Preferred provider organization (PPO) plan - An indemnity plan where coverage is provided to participants through a network of selected health care providers (such as hospitals and physicians). The enrollees may go outside the network, but would incur larger costs in the form of higher deductibles, higher coinsurance rates, or non- discounted charges from the providers.
Exclusive provider organization (EPO) plan - A more restrictive type of preferred provider organization plan under which employees must use providers from the specified network of physicians and hospitals to receive coverage; there is no coverage for care received from a non-network provider except in an emergency situation.
Health maintenance organization (HMO) - A health care system that assumes both the financial risks associated with providing comprehensive medical services (insurance and service risk) and the responsibility for health care delivery in a particular geographic area to HMO members, usually in return for a fixed, prepaid fee. Financial risk may be shared with the providers participating in the HMO.
Point-of-service (POS) plan - A POS plan is an "HMO/PPO" hybrid; sometimes referred to as an "open-ended" HMO when offered by an HMO. POS plans resemble HMOs for in-network services. Services received outside of the network are usually reimbursed in a manner similar to conventional indemnity plans (e.g., provider reimbursement based on a fee schedule or usual, customary and reasonable charges).
- Physician-hospital organization (PHO) - Alliances between physicians and hospitals to help providers attain market share, improve bargaining power and reduce administrative costs. These entities sell their services to managed care organizations or directly to employers.

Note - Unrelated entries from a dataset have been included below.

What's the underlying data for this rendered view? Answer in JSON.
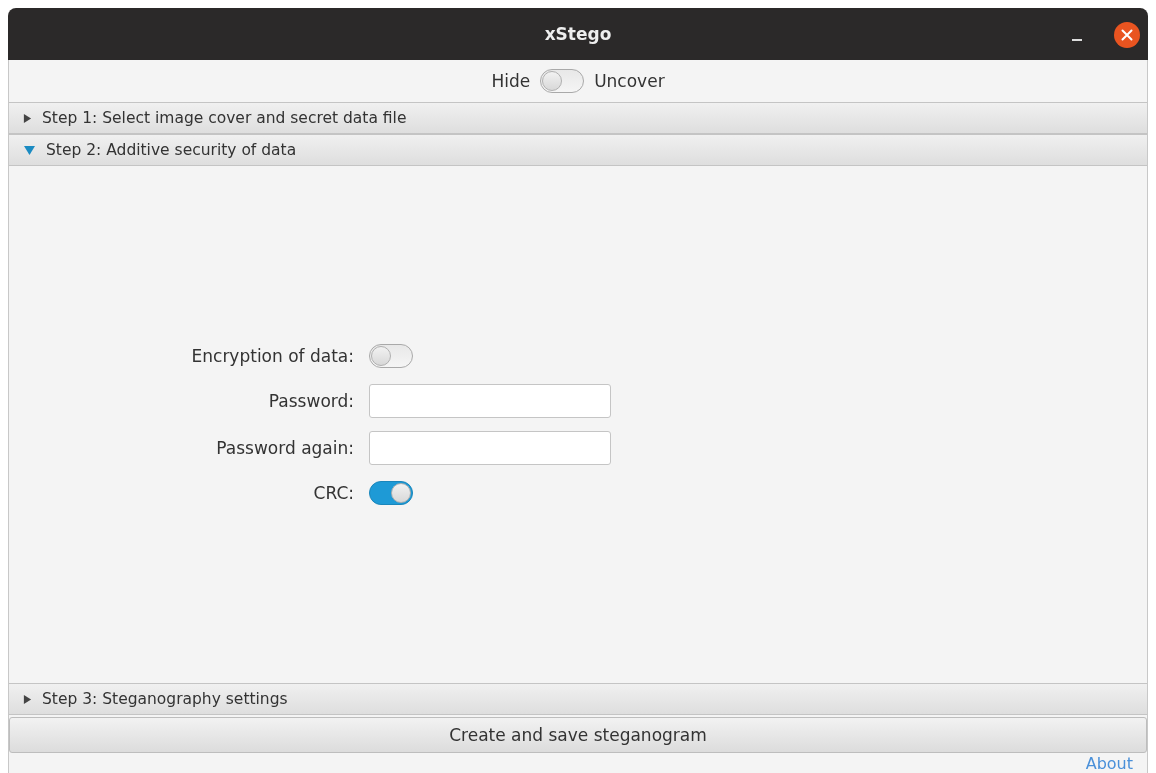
{
  "window": {
    "title": "xStego"
  },
  "mode_switch": {
    "left_label": "Hide",
    "right_label": "Uncover",
    "on": false
  },
  "sections": [
    {
      "title": "Step 1: Select image cover and secret data file",
      "expanded": false
    },
    {
      "title": "Step 2: Additive security of data",
      "expanded": true,
      "fields": [
        {
          "kind": "toggle",
          "label": "Encryption of data:",
          "on": false
        },
        {
          "kind": "text",
          "label": "Password:"
        },
        {
          "kind": "text",
          "label": "Password again:"
        },
        {
          "kind": "toggle",
          "label": "CRC:",
          "on": true
        }
      ]
    },
    {
      "title": "Step 3: Steganography settings",
      "expanded": false
    }
  ],
  "action_button": "Create and save steganogram",
  "about_link": "About"
}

Usual, customary, and reasonable (UCR) charges - Conventional indemnity plans operate based on usual, customary, and reasonable (UCR) charges. UCR charges mean that the charge is the provider’s usual fee for a service that does not exceed the customary fee in that geographic area, and is reasonable based on the circumstances. Instead of UCR charges, PPO plans often operate based on a negotiated (fixed) schedule of fees that recognize charges for covered services up to a negotiated fixed dollar amount.